All's well that ends. Or in my case, all's well that's abandoned. I can't possibly live here any more, this is no place for an artist. Barchester Towers is being invaded; brats are replacing the rats. The latter were far more preferable since they kept their own hours and themselves to themselves, unlike the former, who take delight in pushing every single button in the lift in order to turn a short unpleasant journey into a long unpleasant one, or race shrieking hither and yon around, about and all over the building, or find endless pleasure in knocking on my front door and running away before I can answer. I've even come to miss that slurring malaprop Harry Purvis. At least he was a stationary danger, not one that comes hurtling round corners at crotch height with the velocity and control of an unguided missile.

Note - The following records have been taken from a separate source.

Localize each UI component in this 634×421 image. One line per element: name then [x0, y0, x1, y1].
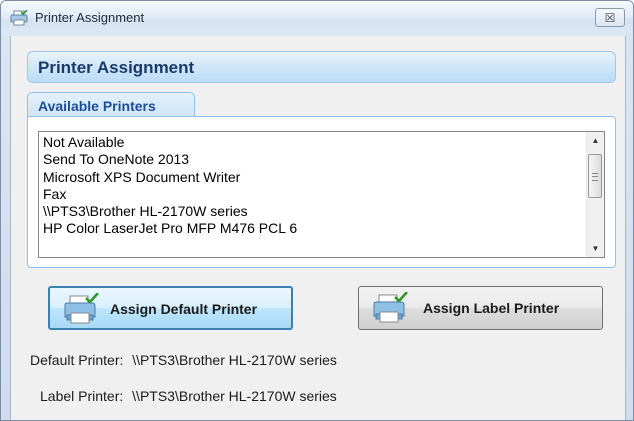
- assign-default-printer-button[interactable]: Assign Default Printer: [48, 286, 293, 330]
- printer-icon: [10, 10, 28, 26]
- printer-assignment-window: Printer Assignment ☒ Printer Assignment …: [0, 0, 634, 421]
- printer-check-icon: [64, 293, 99, 324]
- grip-icon: [592, 173, 598, 181]
- assign-label-printer-label: Assign Label Printer: [423, 300, 560, 316]
- close-icon: ☒: [604, 10, 616, 25]
- available-printers-label: Available Printers: [38, 98, 156, 114]
- list-item[interactable]: Microsoft XPS Document Writer: [43, 169, 584, 186]
- default-printer-row: Default Printer: \\PTS3\Brother HL-2170W…: [30, 352, 342, 368]
- available-printers-group: Not Available Send To OneNote 2013 Micro…: [27, 116, 616, 268]
- scroll-down-icon[interactable]: ▼: [587, 240, 604, 257]
- printer-list[interactable]: Not Available Send To OneNote 2013 Micro…: [38, 131, 605, 258]
- scrollbar-thumb[interactable]: [588, 154, 602, 198]
- assign-label-printer-button[interactable]: Assign Label Printer: [358, 286, 603, 330]
- label-printer-value: \\PTS3\Brother HL-2170W series: [132, 388, 337, 404]
- printer-list-items: Not Available Send To OneNote 2013 Micro…: [43, 134, 584, 238]
- list-item[interactable]: Send To OneNote 2013: [43, 151, 584, 168]
- printer-list-scrollbar[interactable]: ▲ ▼: [586, 132, 604, 257]
- default-printer-value: \\PTS3\Brother HL-2170W series: [132, 352, 337, 368]
- close-button[interactable]: ☒: [595, 8, 625, 27]
- header-bar: Printer Assignment: [27, 51, 616, 83]
- label-printer-row: Label Printer: \\PTS3\Brother HL-2170W s…: [40, 388, 342, 404]
- scroll-up-icon[interactable]: ▲: [587, 132, 604, 149]
- assign-default-printer-label: Assign Default Printer: [110, 301, 258, 317]
- printer-check-icon: [373, 292, 408, 323]
- window-title: Printer Assignment: [35, 10, 145, 25]
- title-bar[interactable]: Printer Assignment ☒: [1, 1, 633, 35]
- label-printer-caption: Label Printer:: [40, 388, 124, 404]
- available-printers-tab: Available Printers: [27, 92, 195, 118]
- page-title: Printer Assignment: [38, 58, 195, 77]
- client-area: Printer Assignment Available Printers No…: [10, 36, 626, 420]
- list-item[interactable]: Not Available: [43, 134, 584, 151]
- list-item[interactable]: Fax: [43, 186, 584, 203]
- list-item[interactable]: \\PTS3\Brother HL-2170W series: [43, 203, 584, 220]
- default-printer-caption: Default Printer:: [30, 352, 124, 368]
- list-item[interactable]: HP Color LaserJet Pro MFP M476 PCL 6: [43, 220, 584, 237]
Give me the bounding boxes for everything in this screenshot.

The Hamidullahs, their quiet, meticulous offspring and their mouth-watering culinary aromas have departed, replaced by a perennially unemployable family of six and the smell of boiled cabbage. Purvis's flat has been redecorated and turned over to a solo mum with three screamers, and the hood who inhabited 'd' has been replaced with a pair of spaced-out seventies rejects and their ghastly teenage sons named Loot and Burn. It's all too much. I'm getting out before the violence starts. It's only a matter of time before I throttle one of the bastards.
Abandoned, too, is my novel. Ah, who wants to read a picaresque in the age of virtual reality and information super highways? No, I have in mind something much more suitable, more low-brow, less weighty, ideally adaptable to television and film, in short — in the parlance of my brother the PR prostitute — a more commercial product. The humorous story of two block-headed policeman solving a murder while wandering through a mélange of literary styles and genres. Provisional title: A Tale of Two Thickies.
This damp and gloomy spot with its constant squall of infants is no place to write comedy. I need a change, a breath of fresh air, a room or two in one of those boxes down there clustered in the light of a fading sun. I need compatriots for dark cafés, people to linger with over espressos while scratchy Billie Holiday tracks set the mood. I need encouragement and solace, intelligence and wit and, above all, a haven from these damned kids.
I visited just such a place last night. My pick of two small flats with the only downside being the horrors of early morning sun. The landlord was keen I should take the large two-bedroom place downstairs with its kitchen sink view of my former abode and its two-bedroom rental price, but I shall stick with morning sun and heavy curtains. I grilled him about my fellow tenants — current as well as prospective since he still has two flats to go — but he assured me no riff-raff need apply.
'They give me trouble in the past,' he said in his discordant European accent. 'No more.' The current sole incumbent is a clerk in the single flat downstairs at the back — 'very quiet chap, not a peep'.
It bodes well, it feels right. Disguising my beneficiary status in my customary manner, I informed my new feoffer that I was a salesman of zumbooruks.